Following the objectives that were initially planned based on strain 1, a second strain (strain 2) of mesophilic SRB was also shown to produce non-isoprenoid DGD. Both strains were thus considered for studying the production of alkylglycerols, especially in relation to various parameters such as salinity and nutrient limitation (phosphorus and nitrate). Moreover, the influence of oxygen on the long-term stability of alkylglycerol lipids and cell ultrastructure of alkylglycerol-forming bacteria was also investigated.

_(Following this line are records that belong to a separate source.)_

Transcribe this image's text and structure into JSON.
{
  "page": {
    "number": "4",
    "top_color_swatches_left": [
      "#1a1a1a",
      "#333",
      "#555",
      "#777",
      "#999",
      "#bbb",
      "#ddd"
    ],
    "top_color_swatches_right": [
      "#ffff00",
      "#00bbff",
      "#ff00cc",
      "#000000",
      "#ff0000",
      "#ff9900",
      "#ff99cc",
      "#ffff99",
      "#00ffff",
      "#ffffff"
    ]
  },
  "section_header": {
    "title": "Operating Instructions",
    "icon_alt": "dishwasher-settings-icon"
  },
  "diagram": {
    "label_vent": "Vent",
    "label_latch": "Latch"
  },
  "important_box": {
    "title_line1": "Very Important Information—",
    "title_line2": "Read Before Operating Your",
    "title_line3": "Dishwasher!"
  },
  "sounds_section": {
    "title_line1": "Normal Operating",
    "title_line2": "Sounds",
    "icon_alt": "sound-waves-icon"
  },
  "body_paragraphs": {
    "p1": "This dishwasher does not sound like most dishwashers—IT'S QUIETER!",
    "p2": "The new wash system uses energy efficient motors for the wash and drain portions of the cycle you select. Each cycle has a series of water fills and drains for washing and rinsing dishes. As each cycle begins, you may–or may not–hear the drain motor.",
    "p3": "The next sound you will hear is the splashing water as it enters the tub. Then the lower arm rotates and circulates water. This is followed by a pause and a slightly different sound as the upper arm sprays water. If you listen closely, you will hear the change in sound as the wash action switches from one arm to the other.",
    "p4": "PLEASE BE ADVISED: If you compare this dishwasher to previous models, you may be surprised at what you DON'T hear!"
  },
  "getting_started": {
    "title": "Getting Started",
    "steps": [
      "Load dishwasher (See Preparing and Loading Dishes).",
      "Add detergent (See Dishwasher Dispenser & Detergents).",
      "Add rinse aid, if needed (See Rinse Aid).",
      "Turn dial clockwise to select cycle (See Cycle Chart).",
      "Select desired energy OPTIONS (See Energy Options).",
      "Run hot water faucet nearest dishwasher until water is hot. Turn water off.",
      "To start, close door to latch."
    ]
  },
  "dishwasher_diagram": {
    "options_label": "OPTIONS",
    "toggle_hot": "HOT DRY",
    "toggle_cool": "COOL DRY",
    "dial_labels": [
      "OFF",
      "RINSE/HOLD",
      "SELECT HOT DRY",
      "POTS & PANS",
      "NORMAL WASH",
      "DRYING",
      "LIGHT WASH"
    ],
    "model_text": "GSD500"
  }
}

Our results showed that different nutrient (P and N-limitation) and salinity stressing conditions induce variable responses in cell ultrastructure and lipid content. Most important changes were observed under low salinity and nitrogen concentrations, under which mono- and dialkylglycerols (MGM and DGD) seem to play a similar role than classical fatty acids in membrane adaptation. However, the potential role of alkylglycerols, and to a lesser extent fatty acids, in membrane adaptation to P-limitation was evidenced for strain 1 only. This suggests that the physiological response to P-limitation is specific to any physiologically-distinct bacterial strain, even for phylogenetically-close species.
Exposure to oxygen for several days to months of cells of strain 2 not only showed a complete preservation of DGD but also suggested that these lipids did not play a role in maintaining membrane integrity during an oxidative stress. However, the unexpected long-term preservation of cells under oxygenated conditions would suggest alternative mechanisms that protect cells from oxidative damage. Cells showed an atypical division process, i.e. initiated by invagination leading to two subsequent cytoplasmic spaces within a unique outer membrane, which resembles that observed in the archaeon, Ignococcus hospitalis. This latter shares similarities with strain 2 in terms of lipid composition and cell division mode. Such unique membrane specificity might constitute an evolutionary link between Archaea and Bacteria.
While studying the influence of the growth substrate on the alkylglycerol composition of strains 1 and 2, we observed the unprecedented accumulation of wax esters (WE) in cells grown on n-alkyl compounds (e.g. unsaturated hydrocarbons, primary alcohols). So far, this metabolic process has been widely studied in aerobic prokaryotes and facultative anaerobic eukaryotes (e.g. Euglena gracilis) but has never been shown to occur in strictly anaerobic microorganisms. In addition to WE, thiowax esters (TWE) were also identified among cellular lipids of strains 1 and 2; such organic sulfur compounds have never been observed to be formed by bacteria under natural conditions. The ability to produce WE and TWE seems thus to be a characteristic of specific mesophilic SRB. Our findings open new perspectives for the search of biocatalytic potential of WE and TWE.